On day three, the conference concluded with a Keynote presentation by Brian Brown of DeMontfort University (UK), as well as a co-presentation by Music Education scholars David Elliott (New York University) and Marissa Silverman (Montclair State University), who helped illuminate praxial understanding of the value of music as a resource for personal and cultural wellbeing.
The Third International Health Humanities Conference will be held under the auspices of the Arts and Humanities in Healthcare Program at the Center for Bioethics and Humanities, University of Colorado Anschutz Medical Campus, in August, 2014. The theme will be Envisioning the Health Humanities: Film, Media, and the Visual Arts.
For more information on the summer 2014 conference, contact Therese (Tess) Jones, PhD, at therese.jones@ucdenver.edu, or 303-724-3995.
Significant support for these conferences is provided by the International Health Humanities Network (IHHN), providing a global platform for innovative humanities scholars, medical, health and social care professionals, voluntary sector workers and creative practitioners to join forces with informal and family service-users and the wider self-caring public in order to explore, celebrate and develop new approaches in advancing health and wellbeing through the arts and humanities in hospitals, residential and community settings.
Supported by the Arts and Humanities Research Council, this initiative launches a new era in developing ways that arts and humanities knowledge and practice will enhance health and wellbeing.
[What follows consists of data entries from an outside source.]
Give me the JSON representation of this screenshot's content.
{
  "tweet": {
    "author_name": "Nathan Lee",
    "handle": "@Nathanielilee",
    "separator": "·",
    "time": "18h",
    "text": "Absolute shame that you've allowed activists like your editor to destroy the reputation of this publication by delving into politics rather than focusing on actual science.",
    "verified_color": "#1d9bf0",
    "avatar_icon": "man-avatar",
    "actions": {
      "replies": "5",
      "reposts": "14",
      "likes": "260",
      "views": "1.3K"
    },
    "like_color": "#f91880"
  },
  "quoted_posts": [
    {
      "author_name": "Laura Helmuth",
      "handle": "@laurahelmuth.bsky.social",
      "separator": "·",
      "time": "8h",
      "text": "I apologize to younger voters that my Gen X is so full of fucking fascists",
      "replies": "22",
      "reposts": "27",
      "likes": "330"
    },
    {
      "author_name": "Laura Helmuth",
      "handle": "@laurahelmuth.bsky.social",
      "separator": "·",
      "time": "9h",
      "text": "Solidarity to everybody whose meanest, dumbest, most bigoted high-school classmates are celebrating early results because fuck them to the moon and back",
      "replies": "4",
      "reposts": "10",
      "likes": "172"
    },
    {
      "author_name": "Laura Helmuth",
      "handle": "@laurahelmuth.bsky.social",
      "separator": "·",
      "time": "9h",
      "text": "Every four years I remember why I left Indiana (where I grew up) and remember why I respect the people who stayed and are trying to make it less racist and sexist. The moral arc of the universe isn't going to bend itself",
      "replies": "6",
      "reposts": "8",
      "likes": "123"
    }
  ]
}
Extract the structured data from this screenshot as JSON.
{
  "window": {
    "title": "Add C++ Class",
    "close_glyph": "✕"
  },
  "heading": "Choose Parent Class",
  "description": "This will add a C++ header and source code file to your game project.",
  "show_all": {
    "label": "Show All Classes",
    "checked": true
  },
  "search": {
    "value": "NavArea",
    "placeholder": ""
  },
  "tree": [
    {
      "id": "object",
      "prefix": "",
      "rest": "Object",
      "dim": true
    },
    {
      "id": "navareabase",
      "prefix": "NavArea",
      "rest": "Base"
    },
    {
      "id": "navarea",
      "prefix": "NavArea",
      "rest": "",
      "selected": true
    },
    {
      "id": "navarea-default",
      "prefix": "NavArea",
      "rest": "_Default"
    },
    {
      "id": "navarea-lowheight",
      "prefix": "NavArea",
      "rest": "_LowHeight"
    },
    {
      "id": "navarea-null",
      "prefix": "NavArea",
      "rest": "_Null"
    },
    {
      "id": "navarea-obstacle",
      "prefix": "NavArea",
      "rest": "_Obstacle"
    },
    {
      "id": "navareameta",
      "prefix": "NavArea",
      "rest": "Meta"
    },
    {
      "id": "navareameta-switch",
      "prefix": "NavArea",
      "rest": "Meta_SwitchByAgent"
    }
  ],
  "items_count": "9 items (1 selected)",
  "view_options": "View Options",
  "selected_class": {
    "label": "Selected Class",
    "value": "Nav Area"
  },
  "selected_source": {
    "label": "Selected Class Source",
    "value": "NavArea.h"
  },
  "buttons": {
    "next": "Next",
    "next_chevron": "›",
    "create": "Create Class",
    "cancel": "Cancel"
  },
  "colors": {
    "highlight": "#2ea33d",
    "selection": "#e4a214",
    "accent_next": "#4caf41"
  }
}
On the AHRC website, informal careers, service users and the self-caring public are invited to share their ideas of how arts and humanities have benefited them and may help others experiencing challenges to their health and wellbeing.
Nurses, doctors, occupational therapists, psychologists, dentists, physiotherapists, social workers, childcare and school workers, alternative and complimentary therapists, as well as those who have traditionally drawn on the arts and humanities such as music therapists, dance and drama therapists, poetry therapists, art therapists, bibliotherapists and sports therapists, are invited to join and report on successful, innovative projects and events in this field.
The International Health Humanities Network has partnered with many other institutions in its endeavors to “bring the human back into health,” including the OppNet division of the National Institutes of Health. For more information on the Health Humanities, visit the International Health Humanities Network, at www.healthhumanities.org.
— Brian Abrams, Ph.D., MT-BC, LPC, LCAT, Fellow of the Association for Music and Imagery, serves as Associate Professor of Music and Coordinator of Music Therapy in the John J. Cali School of Music, College of the Arts, Montclair State University. He has been a music therapist since 1995, with clinical experience involving a wide range of populations. He has published and presented internationally on topics such as music therapy in cancer care, music psychotherapy, and humanistic dimensions of music therapy. His current interests include contributing to the development of the global, interdisciplinary area of Health Humanities.